The teens will have had a full year to assimilate into their 2,000-student high school guidance to smooth what some experts consider one of the roughest moves in schooling.
Instead of just pushing kids along, a team of educators aims to get at some of the core reasons why adolescents drop out — failing to do work, feeling lost in a sea of kids, lacking skills and direction. That way, they can see them through to a more independent sophomore year and beyond.
The effort begins with eighth- graders at neighboring Seven Springs Middle School. Mitchell has worked closely with Seven Springs to align curriculum, so the eighth-graders can get the courses they need to be prepared for high school.
The ninth-grade teaching team has met with these future students to let them see who their teachers will be, help them set class schedules and give them advice for how to prepare over the summer.
Even the parents of these students have been invited to a Parent University that covers topics such as dual enrollment, career academies, e-school and Advanced Placement, as well as testing, parenting and volunteering.

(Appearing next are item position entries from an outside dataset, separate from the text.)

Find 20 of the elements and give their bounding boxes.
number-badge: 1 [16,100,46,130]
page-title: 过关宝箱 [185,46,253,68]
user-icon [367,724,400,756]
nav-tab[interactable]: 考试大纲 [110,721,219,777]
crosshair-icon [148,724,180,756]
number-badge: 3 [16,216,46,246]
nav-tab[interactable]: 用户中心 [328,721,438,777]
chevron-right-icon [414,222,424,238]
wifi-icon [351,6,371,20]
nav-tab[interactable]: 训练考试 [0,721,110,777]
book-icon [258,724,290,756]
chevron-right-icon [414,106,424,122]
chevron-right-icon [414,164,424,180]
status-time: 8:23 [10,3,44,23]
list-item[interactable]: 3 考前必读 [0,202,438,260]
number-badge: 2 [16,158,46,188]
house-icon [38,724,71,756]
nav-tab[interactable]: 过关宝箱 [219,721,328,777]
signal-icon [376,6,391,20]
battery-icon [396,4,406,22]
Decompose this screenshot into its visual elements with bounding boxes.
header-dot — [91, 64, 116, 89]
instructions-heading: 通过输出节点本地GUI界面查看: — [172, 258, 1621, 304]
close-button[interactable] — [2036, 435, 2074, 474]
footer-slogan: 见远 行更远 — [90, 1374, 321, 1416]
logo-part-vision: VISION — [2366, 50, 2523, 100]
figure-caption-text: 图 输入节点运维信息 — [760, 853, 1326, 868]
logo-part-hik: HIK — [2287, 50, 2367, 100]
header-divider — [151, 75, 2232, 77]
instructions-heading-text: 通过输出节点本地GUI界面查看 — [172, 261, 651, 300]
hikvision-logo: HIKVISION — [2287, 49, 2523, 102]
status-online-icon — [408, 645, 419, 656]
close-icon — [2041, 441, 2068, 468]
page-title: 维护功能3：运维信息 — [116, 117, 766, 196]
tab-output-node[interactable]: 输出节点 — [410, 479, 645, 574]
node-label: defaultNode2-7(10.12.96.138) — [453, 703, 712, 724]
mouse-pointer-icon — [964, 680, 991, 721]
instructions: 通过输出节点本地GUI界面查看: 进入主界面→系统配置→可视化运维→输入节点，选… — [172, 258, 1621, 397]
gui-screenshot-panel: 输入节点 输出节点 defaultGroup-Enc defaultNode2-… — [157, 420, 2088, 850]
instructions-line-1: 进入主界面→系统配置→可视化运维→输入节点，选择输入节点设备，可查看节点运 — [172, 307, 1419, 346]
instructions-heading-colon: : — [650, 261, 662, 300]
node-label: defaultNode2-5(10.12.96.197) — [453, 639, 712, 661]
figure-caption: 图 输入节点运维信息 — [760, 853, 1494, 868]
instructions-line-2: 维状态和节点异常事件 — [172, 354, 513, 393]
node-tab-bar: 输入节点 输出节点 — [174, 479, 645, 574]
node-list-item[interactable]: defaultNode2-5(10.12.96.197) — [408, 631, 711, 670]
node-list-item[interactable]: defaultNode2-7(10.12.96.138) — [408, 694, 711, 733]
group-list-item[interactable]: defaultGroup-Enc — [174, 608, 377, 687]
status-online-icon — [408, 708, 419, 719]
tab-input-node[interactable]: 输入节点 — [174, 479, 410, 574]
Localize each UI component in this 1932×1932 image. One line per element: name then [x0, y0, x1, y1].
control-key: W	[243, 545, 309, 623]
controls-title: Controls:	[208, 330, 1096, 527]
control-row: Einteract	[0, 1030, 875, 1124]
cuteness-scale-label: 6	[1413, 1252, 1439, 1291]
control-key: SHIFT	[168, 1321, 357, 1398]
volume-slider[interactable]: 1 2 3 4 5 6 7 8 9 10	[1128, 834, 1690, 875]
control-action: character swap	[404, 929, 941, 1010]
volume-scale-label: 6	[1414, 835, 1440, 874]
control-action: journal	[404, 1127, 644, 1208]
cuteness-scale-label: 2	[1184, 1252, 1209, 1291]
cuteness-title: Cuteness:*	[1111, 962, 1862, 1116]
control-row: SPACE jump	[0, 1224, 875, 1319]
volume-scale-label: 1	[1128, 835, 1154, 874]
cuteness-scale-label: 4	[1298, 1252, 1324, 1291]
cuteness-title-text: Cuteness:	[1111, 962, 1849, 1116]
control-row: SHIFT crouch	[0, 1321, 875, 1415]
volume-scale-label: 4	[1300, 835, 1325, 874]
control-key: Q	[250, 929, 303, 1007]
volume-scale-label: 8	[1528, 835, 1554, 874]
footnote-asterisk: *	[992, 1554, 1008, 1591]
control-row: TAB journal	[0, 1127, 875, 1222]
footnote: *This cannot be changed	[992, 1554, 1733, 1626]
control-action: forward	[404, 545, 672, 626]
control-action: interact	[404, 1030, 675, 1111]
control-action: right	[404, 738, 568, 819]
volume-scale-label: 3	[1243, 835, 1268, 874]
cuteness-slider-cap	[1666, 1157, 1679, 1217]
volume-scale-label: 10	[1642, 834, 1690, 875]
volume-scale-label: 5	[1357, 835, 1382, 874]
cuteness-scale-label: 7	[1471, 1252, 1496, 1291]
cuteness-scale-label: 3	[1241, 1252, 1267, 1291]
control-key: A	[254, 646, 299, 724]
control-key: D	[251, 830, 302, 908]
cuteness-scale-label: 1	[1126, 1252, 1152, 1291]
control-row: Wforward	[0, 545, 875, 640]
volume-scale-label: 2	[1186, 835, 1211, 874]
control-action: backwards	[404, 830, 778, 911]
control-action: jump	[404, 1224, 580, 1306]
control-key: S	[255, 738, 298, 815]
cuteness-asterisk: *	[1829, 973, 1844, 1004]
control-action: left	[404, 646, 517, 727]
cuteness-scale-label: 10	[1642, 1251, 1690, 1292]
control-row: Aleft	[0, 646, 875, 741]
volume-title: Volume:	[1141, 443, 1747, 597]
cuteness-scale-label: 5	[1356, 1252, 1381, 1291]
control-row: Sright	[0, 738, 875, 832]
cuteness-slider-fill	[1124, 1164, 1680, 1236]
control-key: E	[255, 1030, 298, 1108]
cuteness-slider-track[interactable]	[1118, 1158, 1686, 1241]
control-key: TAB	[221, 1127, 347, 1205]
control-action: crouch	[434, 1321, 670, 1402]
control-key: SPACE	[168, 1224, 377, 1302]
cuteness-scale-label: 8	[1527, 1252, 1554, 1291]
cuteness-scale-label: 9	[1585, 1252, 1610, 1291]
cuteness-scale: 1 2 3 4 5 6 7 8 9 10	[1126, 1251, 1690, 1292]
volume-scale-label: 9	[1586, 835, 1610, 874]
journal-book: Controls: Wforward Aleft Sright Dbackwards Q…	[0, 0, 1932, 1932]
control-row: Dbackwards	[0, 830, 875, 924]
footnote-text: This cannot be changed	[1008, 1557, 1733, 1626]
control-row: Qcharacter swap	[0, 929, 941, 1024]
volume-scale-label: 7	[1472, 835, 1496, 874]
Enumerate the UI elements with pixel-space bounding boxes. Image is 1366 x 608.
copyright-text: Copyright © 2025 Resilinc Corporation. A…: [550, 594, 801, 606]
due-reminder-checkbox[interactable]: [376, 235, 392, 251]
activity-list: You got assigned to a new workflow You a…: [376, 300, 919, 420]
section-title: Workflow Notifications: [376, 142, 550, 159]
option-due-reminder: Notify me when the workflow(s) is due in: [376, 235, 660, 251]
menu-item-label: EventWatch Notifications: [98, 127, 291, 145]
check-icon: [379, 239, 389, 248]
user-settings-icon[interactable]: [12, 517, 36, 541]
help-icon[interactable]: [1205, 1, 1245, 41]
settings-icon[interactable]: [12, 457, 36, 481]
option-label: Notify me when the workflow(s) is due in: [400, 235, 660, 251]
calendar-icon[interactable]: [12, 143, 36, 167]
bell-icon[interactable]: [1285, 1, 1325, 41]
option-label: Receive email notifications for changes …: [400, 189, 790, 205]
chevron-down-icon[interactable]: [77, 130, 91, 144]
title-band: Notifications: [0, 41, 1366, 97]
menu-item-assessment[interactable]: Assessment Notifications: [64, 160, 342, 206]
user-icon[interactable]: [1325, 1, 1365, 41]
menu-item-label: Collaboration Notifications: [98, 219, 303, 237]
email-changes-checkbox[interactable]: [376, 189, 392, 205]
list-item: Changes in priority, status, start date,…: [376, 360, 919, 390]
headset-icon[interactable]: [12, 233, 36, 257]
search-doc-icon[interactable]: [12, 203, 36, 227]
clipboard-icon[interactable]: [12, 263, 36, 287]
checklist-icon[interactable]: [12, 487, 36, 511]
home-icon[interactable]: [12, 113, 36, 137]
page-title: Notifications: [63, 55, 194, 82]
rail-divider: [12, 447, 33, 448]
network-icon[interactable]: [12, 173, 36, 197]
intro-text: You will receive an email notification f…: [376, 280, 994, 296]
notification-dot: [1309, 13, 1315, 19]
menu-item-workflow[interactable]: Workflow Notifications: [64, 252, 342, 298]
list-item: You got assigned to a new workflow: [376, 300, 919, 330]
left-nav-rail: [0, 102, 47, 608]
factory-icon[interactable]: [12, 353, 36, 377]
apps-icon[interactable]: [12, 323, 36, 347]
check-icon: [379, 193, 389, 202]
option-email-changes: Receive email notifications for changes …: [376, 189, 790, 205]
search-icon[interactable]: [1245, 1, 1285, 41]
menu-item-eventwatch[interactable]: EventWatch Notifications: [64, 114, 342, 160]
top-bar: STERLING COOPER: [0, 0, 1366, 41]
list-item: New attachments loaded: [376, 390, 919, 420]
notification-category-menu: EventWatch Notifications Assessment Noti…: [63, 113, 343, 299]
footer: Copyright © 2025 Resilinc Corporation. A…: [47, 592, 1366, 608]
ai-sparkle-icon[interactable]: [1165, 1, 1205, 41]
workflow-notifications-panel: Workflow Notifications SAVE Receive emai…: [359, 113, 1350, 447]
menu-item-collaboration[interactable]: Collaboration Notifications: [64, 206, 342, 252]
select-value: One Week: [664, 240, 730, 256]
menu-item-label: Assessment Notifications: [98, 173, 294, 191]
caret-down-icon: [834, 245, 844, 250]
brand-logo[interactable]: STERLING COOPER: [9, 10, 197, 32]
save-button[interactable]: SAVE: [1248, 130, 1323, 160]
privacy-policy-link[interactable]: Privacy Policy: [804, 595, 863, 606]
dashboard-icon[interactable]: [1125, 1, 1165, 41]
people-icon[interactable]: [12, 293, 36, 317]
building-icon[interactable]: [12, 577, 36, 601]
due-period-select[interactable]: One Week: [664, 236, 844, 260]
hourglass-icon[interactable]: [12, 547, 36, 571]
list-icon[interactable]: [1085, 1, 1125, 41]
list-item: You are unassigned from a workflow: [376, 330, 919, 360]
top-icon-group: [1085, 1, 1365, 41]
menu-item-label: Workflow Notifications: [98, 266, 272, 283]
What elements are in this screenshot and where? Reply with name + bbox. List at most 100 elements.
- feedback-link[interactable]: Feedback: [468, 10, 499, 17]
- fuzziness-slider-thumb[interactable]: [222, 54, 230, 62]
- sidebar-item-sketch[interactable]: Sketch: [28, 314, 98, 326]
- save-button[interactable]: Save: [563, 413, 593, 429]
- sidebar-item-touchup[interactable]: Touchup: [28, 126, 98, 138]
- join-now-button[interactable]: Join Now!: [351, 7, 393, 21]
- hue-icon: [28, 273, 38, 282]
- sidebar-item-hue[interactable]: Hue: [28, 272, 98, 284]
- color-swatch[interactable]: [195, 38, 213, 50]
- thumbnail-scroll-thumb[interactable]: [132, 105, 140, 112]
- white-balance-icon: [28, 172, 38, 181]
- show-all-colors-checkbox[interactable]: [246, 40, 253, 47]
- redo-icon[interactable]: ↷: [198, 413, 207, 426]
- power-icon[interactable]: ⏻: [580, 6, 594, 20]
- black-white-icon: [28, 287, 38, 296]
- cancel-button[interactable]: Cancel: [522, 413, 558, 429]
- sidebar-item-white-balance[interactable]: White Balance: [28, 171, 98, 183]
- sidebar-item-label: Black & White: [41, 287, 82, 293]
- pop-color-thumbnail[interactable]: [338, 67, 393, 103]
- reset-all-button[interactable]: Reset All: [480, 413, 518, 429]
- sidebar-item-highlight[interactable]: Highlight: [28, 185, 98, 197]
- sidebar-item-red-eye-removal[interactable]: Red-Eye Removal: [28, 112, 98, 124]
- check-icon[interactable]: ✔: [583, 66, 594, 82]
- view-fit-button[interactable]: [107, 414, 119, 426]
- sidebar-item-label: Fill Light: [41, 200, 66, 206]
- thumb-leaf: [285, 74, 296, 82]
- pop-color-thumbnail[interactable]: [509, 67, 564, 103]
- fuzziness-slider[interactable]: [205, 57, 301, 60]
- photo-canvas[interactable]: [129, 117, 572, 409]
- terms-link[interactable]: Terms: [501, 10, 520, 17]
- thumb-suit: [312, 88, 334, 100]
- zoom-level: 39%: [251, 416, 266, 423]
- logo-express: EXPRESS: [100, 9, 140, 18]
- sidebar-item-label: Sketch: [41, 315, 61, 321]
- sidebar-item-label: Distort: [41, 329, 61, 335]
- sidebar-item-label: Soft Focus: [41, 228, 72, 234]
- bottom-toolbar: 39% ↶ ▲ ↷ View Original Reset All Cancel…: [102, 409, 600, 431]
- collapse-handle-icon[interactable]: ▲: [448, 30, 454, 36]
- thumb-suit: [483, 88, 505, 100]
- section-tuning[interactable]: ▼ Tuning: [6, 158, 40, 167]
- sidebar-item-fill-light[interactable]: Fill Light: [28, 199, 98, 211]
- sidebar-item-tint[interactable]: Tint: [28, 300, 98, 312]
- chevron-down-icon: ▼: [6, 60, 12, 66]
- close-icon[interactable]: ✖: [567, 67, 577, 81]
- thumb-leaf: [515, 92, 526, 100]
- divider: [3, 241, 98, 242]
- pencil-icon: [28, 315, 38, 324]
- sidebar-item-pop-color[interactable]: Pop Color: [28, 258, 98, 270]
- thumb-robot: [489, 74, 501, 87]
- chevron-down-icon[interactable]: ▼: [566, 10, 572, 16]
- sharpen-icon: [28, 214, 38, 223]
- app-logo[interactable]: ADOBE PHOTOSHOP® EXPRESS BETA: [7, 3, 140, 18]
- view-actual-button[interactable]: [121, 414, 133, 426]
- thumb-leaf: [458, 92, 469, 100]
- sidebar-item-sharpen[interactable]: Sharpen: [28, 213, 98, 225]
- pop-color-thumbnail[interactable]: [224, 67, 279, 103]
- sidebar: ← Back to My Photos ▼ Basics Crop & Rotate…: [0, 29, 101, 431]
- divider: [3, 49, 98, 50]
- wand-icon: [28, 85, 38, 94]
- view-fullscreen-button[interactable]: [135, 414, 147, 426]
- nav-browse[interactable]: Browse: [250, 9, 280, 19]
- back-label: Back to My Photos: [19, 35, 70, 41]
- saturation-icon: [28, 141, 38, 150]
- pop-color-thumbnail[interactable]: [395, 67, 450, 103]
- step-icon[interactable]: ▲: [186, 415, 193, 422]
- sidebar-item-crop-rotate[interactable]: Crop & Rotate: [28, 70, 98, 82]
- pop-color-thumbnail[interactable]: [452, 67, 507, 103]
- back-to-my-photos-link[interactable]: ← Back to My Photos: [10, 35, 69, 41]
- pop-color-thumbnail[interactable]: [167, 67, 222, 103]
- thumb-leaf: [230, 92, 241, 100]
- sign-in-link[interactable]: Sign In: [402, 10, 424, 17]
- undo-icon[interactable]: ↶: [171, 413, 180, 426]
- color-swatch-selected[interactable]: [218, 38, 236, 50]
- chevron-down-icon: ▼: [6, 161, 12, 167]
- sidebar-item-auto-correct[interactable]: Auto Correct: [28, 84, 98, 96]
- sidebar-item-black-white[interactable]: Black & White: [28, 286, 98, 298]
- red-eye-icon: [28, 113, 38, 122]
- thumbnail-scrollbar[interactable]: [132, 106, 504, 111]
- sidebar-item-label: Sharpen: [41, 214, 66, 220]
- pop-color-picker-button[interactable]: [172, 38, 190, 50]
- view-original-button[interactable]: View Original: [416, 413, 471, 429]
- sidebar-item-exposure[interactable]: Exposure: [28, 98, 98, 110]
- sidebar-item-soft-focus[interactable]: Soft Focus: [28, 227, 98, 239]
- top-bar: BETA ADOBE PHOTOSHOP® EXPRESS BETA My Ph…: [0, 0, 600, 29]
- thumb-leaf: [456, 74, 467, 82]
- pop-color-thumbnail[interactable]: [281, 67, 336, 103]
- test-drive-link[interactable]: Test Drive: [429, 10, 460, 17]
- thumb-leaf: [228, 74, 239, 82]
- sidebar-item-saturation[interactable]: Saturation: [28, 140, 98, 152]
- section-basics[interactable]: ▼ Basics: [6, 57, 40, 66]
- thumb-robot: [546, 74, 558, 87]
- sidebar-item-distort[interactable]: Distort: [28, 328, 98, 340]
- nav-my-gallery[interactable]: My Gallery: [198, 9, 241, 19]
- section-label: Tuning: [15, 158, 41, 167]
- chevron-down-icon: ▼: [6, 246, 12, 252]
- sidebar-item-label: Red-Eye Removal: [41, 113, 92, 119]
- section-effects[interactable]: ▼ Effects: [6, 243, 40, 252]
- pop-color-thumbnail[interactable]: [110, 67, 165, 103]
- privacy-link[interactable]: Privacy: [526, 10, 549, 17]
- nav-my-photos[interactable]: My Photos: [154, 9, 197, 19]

By the time the fourth quarter of freshman year arrives, the theory goes, they should be well prepared for what comes next.
"Our philosophy is that fourth quarter is really the start of 10th grade," Murphy said.
The extra time to turn in assignments gradually disappears, for example, as does the ability to redo them, because students have had the time to see what the consequences will be. The expectations increase.
The freshman academy is a lot of work for students and teachers alike, acknowledged Cortier, one of the program leaders. "But I've seen the results, so I don't mind putting in the extra effort."
The concept moves this fall to Wesley Chapel High, and Land O'Lakes High also plans to implement it. The principals at both of those schools helped create Mitchell's Mustang U before taking their current posts.